Like most young-adult fiction writers I know, I spent a good deal of last week thinking about a certain Slate article that claims adults should be embarrassed for reading YA fiction. Hereto that article shall be known as It-Which-Must-Not-Be-Linked.
Many writers and readers have already pointed out the flaws in the piece, for instance, that the author makes sweeping generalizations about the YA genre. Or that genre-shaming is frequently aimed at books for women and children. (And, for that matter, written by women.) That adults can benefit from reading about teen-age experiences. That marketing, rather than quality, defines what is or isn’t YA. And, of course, that no one should be telling anyone what to read.
And then there’s my favorite response to the idea that adults should be embarrassed by what they read:
It’s not like we haven’t had this dust up before. I can recall at least one heavily publicized tirade against YA books, and chick lit has been getting genre-shamed since Bridget Jones first cracked open her diary. Every few years, someone climbs upon the literary high horse and decrees that we should be reading Real Literature, not Crap.
Of course, what is and isn’t Real Literature is anybody’s guess.
There’s no Real Literature shelf in a bookstore. Believe me, I’ve looked. As a writing graduate student, I was encouraged to read Real Literature. Assigned readings included classic novels and contemporary critical darlings like Denis Johnson and Cormac McCarthy. There didn’t seem to be room for the books I loved and wanted to emulate – Bridget Jones’ Diary, for instance. Or any of the women’s fiction that was racking up sales at local Barnes & Noble. I read both the Real Literature and the commercial entertainment. I’ll admit that sometimes the distinction between the two categories was obvious, but most of the time it wasn’t.

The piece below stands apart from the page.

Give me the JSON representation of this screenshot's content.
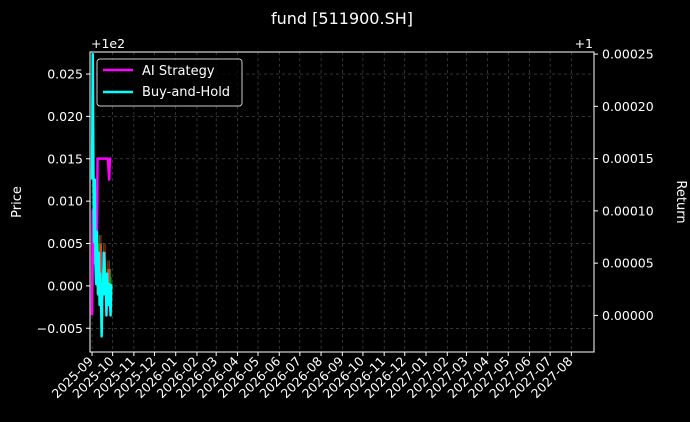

I’m no more the wiser when it comes to the YA / Real Literature divide. Tell The Wolves I’m Home is a beautiful, emotional book with a fourteen-year-old protagonist. Despite her age, or the fact that it’s a coming of age story, you’ll find it on the fiction shelves at Barnes & Noble. Why? Is it the page count? The typography? It *is* kind of small print, honestly, but shouldn’t that mean it’s better for younger eyes?
It-Which-Must-Not-Be-Linked claims the differentiation between YA and Real Literature lies in the pleasure of reading, the satisfying ending, relatable protagonists. All of these are qualities of the “inferior” young adult novel. They are also the qualities of the not-YA Tell The Wolves I’m Home.
It would be fascinating to go behind the scenes of the publishing houses and get the editors and marketers to explain the distinctions they use to categorize books. I’d love to know why one book ended up in one part of the bookstore while a similar book is in another. But I fear that the answers would be so widely varied so full of caveats and exceptions that the answer would be just as murky as it is now.
Which makes me wonder: why have them at all?

Three beloved books on one shelf at BookPeople — North of Beautiful, The Perks of Being a Wallflower, and The Amazing Adventures of Kavalier & Clay.
My local independent bookstore, BookPeople, has a large, well curated Teen book section. I’ve been browsing it for years and have watched it grow and change. The teen section is not only stocked with books that are arbitrarily designated by the publisher as Teen or Young Adult. Within it you can find 1984, The House on Mango Street, The Life of Pi, and The Amazing Adventures of Kavalier and Clay. Gene Luen Yang’s American Born Chinese and Marjane Satrapi’s Persepolis are cross-shelved in both the teen section and graphic novel section. And it isn’t just that books are cross-shelved into the teen section. As I was browsing the fiction shelves I was pleased to spot a face-out stack of The Book Thief.
Anytime there’s another war of words over which books one should or should not read, I think of BookPeople and how we’d all be much better off if books weren’t judged by what section of the bookstore they’re shelved in. I’m not so radical as to suggest that we do away with labels completely. They’re handy for describing what you like (or what you write, for us writer types) and bookstores would be chaos without them. But many, many books cannot be neatly pigeonholed into just one category. We frequently talk about books that have cross-over appeal — books that appeal to readers of multiple genres. What harm is there in cross-shelving a book in both General Fiction and Teen if it would appeal to both audiences? When books “cross over,” let them actually cross the bookstore.
And then wouldn’t it be interesting if readers like the author of It-Which-Shall-Not-Be-Linked got the opportunity to browse those mixed up shelves? She might pick up a book, read the description, and find out it is the critically lauded, experimental piece of Real Literature that she’s always dreamed of reading.
And it might be YA.
Reblogged this on Sharon Morse and commented:
I love Shellie’s thoughts on It-Which-Shall-Not-Be-Linked. Wouldn’t it be wonderful if every bookstore thought to do a little more shelf-crossing? I think we all liked to be surprised by something we may not have known we’d love.
And it would be awesome to trick some of the haters into realizing how truly awesome YA books can be.